Immigrés chinois à Paris et en région parisienne (ChIPRe)

Au sein de l’UE, la France enregistre l’une des plus fortes croissances de la population d’origine chinoise. Les Chinois vivant en France restent cependant peu visibles dans les recherches et la statistique françaises. Ce projet se concentre sur les personnes nées en Chine vivant à Paris et en région parisienne. Il met en œuvre une méthode d’échantillonnage innovante (Network Sampling with Memory) afin de : recueillir des données quantitatives permettant d’enrichir les connaissances sur les Chinois vivant à Paris ou en région parisienne ; mesurer l’hétérogénéité de cette population (région d’origine en Chine, caractéristiques socio-économiques) ; 3) explorer les liens entre les groupes d’origines géographiques différentes, de même que le rôle des réseaux de sociabilité dans la recherche d’emploi et la mobilité sociale des nouveaux entrants ; tester l'existence d’un modèle « d’assimilation sélective » de la population d’origine chinoise à Paris et en région parisienne ; explorer les déterminants intra/extra communautaires face à l’expérience des discriminations. La perspective de genre est transversale à l'ensemble des analyses.

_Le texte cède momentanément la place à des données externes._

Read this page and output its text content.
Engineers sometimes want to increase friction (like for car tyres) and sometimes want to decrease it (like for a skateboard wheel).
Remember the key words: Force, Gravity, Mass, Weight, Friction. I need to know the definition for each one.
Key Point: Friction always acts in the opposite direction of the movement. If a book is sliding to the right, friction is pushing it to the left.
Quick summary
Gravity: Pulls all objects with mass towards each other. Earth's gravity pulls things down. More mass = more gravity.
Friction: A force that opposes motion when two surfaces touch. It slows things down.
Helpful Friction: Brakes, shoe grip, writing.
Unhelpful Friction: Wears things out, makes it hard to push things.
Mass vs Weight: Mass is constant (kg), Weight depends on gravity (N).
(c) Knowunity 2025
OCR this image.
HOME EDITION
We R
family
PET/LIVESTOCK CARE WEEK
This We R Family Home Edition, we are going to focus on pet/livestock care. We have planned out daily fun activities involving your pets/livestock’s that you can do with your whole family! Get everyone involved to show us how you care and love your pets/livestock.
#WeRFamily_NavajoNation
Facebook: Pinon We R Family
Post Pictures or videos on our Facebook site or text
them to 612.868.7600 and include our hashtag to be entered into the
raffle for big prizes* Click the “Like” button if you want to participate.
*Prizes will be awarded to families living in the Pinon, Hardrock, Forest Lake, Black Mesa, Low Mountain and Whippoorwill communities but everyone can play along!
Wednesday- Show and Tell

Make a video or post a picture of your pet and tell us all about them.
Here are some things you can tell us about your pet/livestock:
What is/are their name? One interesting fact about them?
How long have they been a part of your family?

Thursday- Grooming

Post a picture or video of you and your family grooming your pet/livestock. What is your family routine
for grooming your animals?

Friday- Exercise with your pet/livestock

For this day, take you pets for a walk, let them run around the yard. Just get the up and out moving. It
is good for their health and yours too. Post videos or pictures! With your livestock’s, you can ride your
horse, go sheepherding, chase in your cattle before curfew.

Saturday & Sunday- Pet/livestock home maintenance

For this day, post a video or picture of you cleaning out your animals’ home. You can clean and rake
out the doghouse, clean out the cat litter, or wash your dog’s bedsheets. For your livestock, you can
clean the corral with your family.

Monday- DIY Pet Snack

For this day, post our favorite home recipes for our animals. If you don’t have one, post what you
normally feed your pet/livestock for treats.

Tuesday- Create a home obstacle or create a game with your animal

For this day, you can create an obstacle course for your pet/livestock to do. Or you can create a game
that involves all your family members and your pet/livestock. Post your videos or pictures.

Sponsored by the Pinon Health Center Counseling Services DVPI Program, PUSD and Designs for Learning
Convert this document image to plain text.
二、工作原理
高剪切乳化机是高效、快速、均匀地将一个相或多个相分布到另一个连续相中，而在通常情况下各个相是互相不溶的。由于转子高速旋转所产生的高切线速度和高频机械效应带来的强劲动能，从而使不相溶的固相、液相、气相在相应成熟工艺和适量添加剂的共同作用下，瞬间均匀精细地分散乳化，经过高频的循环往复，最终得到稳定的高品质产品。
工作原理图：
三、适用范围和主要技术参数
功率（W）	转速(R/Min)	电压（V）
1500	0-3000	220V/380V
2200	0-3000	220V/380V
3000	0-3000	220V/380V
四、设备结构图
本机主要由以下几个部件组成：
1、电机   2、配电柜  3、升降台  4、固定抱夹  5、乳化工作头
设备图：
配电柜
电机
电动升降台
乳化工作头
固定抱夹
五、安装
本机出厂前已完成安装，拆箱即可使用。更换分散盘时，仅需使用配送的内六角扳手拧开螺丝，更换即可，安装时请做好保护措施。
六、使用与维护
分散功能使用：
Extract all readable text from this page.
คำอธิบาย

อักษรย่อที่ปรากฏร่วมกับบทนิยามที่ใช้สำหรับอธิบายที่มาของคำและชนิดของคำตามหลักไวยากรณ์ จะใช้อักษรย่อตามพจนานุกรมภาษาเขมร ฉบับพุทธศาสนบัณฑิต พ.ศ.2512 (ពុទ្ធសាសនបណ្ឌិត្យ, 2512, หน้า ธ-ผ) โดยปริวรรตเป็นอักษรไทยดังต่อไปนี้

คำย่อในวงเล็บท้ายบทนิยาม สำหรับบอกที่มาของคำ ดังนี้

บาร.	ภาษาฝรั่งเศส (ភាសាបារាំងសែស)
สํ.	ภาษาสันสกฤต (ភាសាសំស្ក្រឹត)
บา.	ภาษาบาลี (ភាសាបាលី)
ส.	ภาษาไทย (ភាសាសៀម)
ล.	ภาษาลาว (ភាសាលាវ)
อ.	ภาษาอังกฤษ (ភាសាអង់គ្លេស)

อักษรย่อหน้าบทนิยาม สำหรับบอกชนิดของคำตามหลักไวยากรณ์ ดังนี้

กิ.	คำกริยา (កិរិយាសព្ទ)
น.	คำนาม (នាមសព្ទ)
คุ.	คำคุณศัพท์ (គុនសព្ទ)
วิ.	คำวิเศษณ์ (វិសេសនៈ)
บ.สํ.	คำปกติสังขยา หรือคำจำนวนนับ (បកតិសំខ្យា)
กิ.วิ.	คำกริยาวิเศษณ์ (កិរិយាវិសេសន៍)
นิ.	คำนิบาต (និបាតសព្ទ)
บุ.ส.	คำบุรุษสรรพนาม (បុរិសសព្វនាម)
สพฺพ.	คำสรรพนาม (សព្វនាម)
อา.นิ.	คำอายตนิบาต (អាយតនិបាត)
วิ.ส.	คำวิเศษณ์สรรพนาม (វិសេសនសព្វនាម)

La population d’origine chinoise en France ne forme pas un groupe homogène du point de vue de ses caractéristiques socioéconomiques et de son incorporation économique et sociale à la société d’accueil. Il existe une forte segmentation de cette population, liée notamment au parcours pré-migratoire, à la région d’origine en Chine et aux ressources et réseaux d’entraide mobilisables dans le cadre d’une éventuelle communauté d’origine.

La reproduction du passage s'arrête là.